"You know him well?" I asked.
"Yes. I was stationed in Rheims before the war. I used to dance with Liane when she came home from school."
"Ah, if only her family hadn't stayed here till too late!" I cried.
The captain with the scarred face shrugged his shoulders. "Destiny!" he said. "Besides, the best people do not run away easily from the homes they love. Perhaps they have the feeling that, in a home which has always meant peace, nothing terrible can happen. Yet there's more in it than that—something more subtle which keeps them in the place where they have always lived: something, I think, that binds the spirits of us Frenchmen and women to the spirit of their own hearths—their own soil. Haven't you found that already, in other places you have visited in this journey of yours?"
"Yes," I answered, thinking of the old people I had seen at Vitrimont living in the granaries of their ruined houses, and strangely, unbelievably happy because they were "at home." "Yes, we have seen that in little villages of Lorraine."

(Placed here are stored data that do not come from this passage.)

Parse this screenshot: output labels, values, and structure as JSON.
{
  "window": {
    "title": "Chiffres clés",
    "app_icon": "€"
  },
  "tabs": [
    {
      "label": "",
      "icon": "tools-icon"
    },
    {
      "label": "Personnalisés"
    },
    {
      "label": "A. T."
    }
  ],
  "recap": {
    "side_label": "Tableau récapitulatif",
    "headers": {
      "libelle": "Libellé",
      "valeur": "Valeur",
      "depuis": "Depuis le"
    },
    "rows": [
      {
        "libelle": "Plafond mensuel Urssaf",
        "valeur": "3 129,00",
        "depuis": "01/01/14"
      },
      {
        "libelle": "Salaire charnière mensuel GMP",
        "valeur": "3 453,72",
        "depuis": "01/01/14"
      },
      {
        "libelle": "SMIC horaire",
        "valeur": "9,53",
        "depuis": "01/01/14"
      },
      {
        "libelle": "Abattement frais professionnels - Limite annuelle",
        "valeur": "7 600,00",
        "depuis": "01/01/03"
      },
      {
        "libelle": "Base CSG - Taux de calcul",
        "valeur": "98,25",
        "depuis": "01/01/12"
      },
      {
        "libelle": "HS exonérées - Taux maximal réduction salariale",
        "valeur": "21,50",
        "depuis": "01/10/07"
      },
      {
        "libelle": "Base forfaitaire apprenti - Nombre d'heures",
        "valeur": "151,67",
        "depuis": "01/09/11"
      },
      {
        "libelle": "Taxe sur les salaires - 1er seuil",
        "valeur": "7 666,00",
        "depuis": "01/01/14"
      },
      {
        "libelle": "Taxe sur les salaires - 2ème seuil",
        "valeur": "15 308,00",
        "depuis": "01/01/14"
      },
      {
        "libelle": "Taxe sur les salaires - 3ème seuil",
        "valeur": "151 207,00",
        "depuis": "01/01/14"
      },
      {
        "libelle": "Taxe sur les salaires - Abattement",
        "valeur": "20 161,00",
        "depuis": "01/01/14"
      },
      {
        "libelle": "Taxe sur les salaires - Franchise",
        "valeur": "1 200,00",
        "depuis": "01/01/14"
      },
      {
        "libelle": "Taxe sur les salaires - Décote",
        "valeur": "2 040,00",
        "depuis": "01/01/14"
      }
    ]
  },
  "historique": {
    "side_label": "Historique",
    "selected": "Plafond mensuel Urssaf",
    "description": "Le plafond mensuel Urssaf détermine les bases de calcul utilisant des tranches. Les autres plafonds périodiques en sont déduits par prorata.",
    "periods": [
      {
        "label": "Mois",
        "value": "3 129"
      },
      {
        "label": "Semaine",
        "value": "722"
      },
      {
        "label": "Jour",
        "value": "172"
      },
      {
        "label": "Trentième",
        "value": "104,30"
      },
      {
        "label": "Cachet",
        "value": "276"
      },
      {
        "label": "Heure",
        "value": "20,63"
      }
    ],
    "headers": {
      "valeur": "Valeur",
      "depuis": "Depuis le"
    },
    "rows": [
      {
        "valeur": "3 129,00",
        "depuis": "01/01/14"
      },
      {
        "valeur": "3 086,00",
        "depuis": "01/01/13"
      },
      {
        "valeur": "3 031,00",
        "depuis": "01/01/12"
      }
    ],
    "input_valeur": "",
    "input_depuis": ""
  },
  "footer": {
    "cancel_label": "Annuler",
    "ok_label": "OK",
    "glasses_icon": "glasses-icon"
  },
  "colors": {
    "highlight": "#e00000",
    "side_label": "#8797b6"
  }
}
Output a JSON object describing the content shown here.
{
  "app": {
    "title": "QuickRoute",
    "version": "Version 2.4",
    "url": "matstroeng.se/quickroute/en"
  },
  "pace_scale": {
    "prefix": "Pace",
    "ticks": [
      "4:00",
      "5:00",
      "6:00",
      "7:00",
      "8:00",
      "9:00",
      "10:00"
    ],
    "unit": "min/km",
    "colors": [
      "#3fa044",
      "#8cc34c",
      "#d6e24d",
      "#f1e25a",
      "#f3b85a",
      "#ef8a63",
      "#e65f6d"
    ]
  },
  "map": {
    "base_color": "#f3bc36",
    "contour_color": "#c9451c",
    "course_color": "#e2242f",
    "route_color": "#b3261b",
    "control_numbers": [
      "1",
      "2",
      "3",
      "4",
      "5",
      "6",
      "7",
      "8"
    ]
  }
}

"Then how much more at Rheims, under the shadow of Notre-Dame!" The scarred captain still gazed at the headless king, and faintly smiled.
CHAPTER XIX
Of course nothing did happen in Paris to break up the party. I might have known that nothing would. Nothing happened at all, except that I received a letter from Doctor Herter with the promised introduction to an oculist just now at the Front, and that I realized, after three days' absence, how Brian is improving. He has less the air of a beautiful soul, whose incarnation in a body is a mere accident, and more the look of a happy, handsome young man, with a certain spiritual radiance which makes him remarkable and somehow "disturbing," as the French say. If anything could stop the rats gnawing my conscience, it would be this blessed change. Brian is getting back health and strength. When I think what a short time ago it is that his life hung in the balance, this seems a miracle. I'm afraid I am glad—glad that I did the thing which has given him his chance. Besides, I love the Becketts. So does Brian. And they love us. It's difficult to remember that I've stolen their love. Surely, they're happier with us than they could have been without us? Brian's scheme for their visits to the liberated towns is doing good to them and to hundreds—even thousands—of people whom they intend to help.
All this is sophistry, no doubt, but oh, it's beguiling sophistry! It's so perfectly disguised that I seldom recognize it except at night when I lie awake, and it sits on my bed, without its becoming mask.